Conquanto tenha algumas de suas obras já traduzidas à Língua Portuguesa, CLAUDE LEFORT, historiador de ideias e filósofo (1924-2010), não é muito conhecido entre nós. Mas uma peculiar ideia de LEFORT sobre o que é a Democracia é-nos muito útil neste momento, em que está lançado um conflito entre pobres e ricos no bojo daquilo que se discute como sendo o norte a ser dado à reforma tributária.
LEFORT, em sua obra “Elementos para uma crítica da burocracia”, que é de 1971, define “Democracia” como sendo o único instrumento de poder pelo qual a heterogeneidade dos valores pode existir de verdade, o que significa dizer que é apenas pela Democracia que os conflitos podem ser resolvidos pela razão, ou pela justiça, conforme a possibilidade de se dar nomes diversos à mesma coisa. E LEFORT acrescenta que a Democracia, lidando com os vários valores envolvidos em conflitos, converte esses mesmos conflitos em uma fonte de desenvolvimento da própria Democracia, o que significa dizer que a Democracia é alimentada precisamente pors conflitos entre valores.

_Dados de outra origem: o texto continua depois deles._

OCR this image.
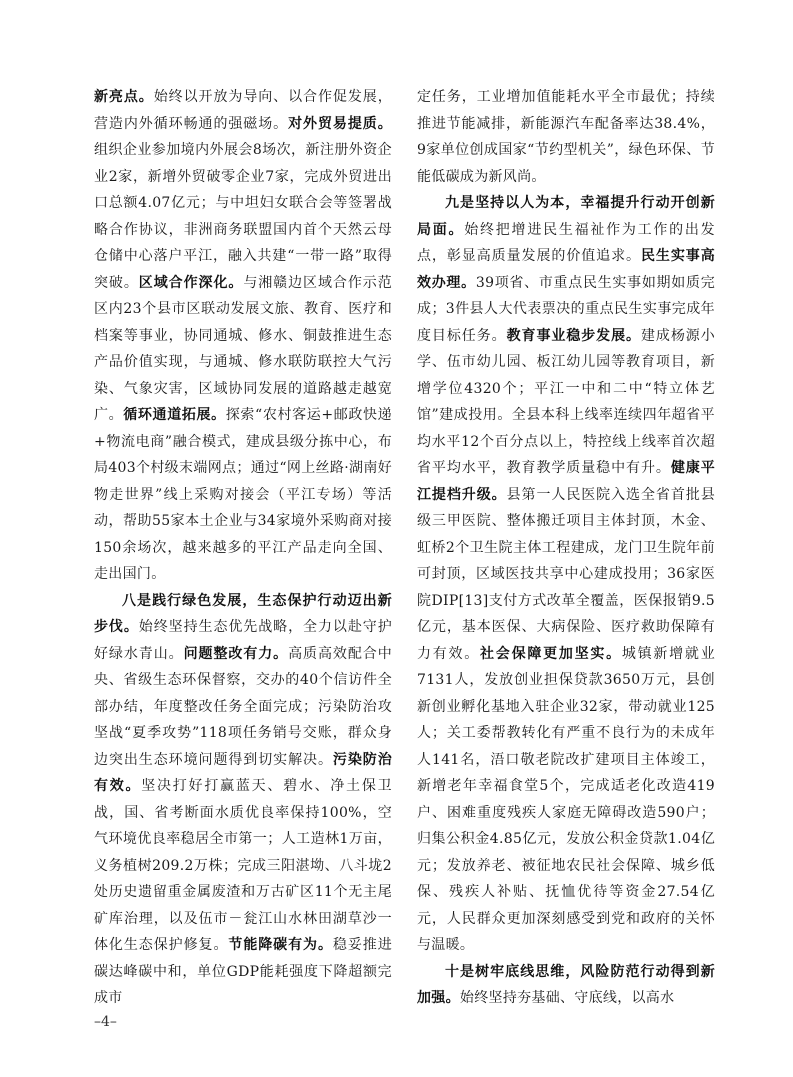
新亮点。始终以开放为导向、以合作促发展，营造内外循环畅通的强磁场。对外贸易提质。组织企业参加境内外展会8场次，新注册外资企业2家，新增外贸破零企业7家，完成外贸进出口总额4.07亿元；与中坦妇女联合会等签署战略合作协议，非洲商务联盟国内首个天然云母仓储中心落户平江，融入共建“一带一路”取得突破。区域合作深化。与湘赣边区域合作示范区内23个县市区联动发展文旅、教育、医疗和档案等事业，协同通城、修水、铜鼓推进生态产品价值实现，与通城、修水联防联控大气污染、气象灾害，区域协同发展的道路越走越宽广。循环通道拓展。探索“农村客运+邮政快递+物流电商”融合模式，建成县级分拣中心，布局403个村级末端网点；通过“网上丝路·湖南好物走世界”线上采购对接会（平江专场）等活动，帮助55家本土企业与34家境外采购商对接150余场次，越来越多的平江产品走向全国、走出国门。

八是践行绿色发展，生态保护行动迈出新步伐。始终坚持生态优先战略，全力以赴守护好绿水青山。问题整改有力。高质高效配合中央、省级生态环保督察，交办的40个信访件全部办结，年度整改任务全面完成；污染防治攻坚战“夏季攻势”118项任务销号交账，群众身边突出生态环境问题得到切实解决。污染防治有效。坚决打好打赢蓝天、碧水、净土保卫战，国、省考断面水质优良率保持100%，空气环境优良率稳居全市第一；人工造林1万亩，义务植树209.2万株；完成三阳湛坳、八斗垅2处历史遗留重金属废渣和万古矿区11个无主尾矿库治理，以及伍市－瓮江山水林田湖草沙一体化生态保护修复。节能降碳有为。稳妥推进碳达峰碳中和，单位GDP能耗强度下降超额完成市

定任务，工业增加值能耗水平全市最优；持续推进节能减排，新能源汽车配备率达38.4%，9家单位创成国家“节约型机关”，绿色环保、节能低碳成为新风尚。

九是坚持以人为本，幸福提升行动开创新局面。始终把增进民生福祉作为工作的出发点，彰显高质量发展的价值追求。民生实事高效办理。39项省、市重点民生实事如期如质完成；3件县人大代表票决的重点民生实事完成年度目标任务。教育事业稳步发展。建成杨源小学、伍市幼儿园、板江幼儿园等教育项目，新增学位4320个；平江一中和二中“特立体艺馆”建成投用。全县本科上线率连续四年超省平均水平12个百分点以上，特控线上线率首次超省平均水平，教育教学质量稳中有升。健康平江提档升级。县第一人民医院入选全省首批县级三甲医院、整体搬迁项目主体封顶，木金、虹桥2个卫生院主体工程建成，龙门卫生院年前可封顶，区域医技共享中心建成投用；36家医院DIP[13]支付方式改革全覆盖，医保报销9.5亿元，基本医保、大病保险、医疗救助保障有力有效。社会保障更加坚实。城镇新增就业7131人，发放创业担保贷款3650万元，县创新创业孵化基地入驻企业32家，带动就业125人；关工委帮教转化有严重不良行为的未成年人141名，浯口敬老院改扩建项目主体竣工，新增老年幸福食堂5个，完成适老化改造419户、困难重度残疾人家庭无障碍改造590户；归集公积金4.85亿元，发放公积金贷款1.04亿元；发放养老、被征地农民社会保障、城乡低保、残疾人补贴、抚恤优待等资金27.54亿元，人民群众更加深刻感受到党和政府的关怀与温暖。

十是树牢底线思维，风险防范行动得到新加强。始终坚持夯基础、守底线，以高水

–4–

Não está aqui em questão se LEFORT estava a considerar a Democracia sob seu viés exclusivamente jurídico, ou seja, como um meio racional de solução dos conflitos entre os valores envolvidos, ou se ele pensava a Democracia sob uma compósita perspectiva, em que a política, a economia e o direito devam ser utilizados na busca da solução mais racional em face de conflitos derivados da heterogeneidade dos valores. Mas o que nos interessa aqui é considerar a ideia de LEFORT, no sentido de que a Democracia deve ser suficientemente forte para conseguir lidar com os diversos valores em conflito, sem o que não há Democracia.
Pois que vem em oportunidade a mais adequada possível o conflito entre pobres e riscos no contexto daquilo que estrutura a reforma tributária, tratada até aqui como um tema puramente técnico, como é comum dizerem muitos tributaristas, congressistas e a elite econômica. Agora, embora por uma enviesada forma, tomou conhecimento a opinião pública de que participa de uma luta entre classes diretamente envolvidas na reforma tributária, em que os ricos preferem não ser tributados para além daquilo que já suportam, e que a existir a necessidade do aumento das receitas tributárias, que esse fardo fique com o resto da sociedade, ou seja, com os pobres. Não se trata, portanto, de um tema técnico, senão que essencialmente político.
E como observou LEFORT, se há valores em conflito, tanto melhor para a Democracia. De resto, a nossa Constituição de 1988 está preparada para esse desafio.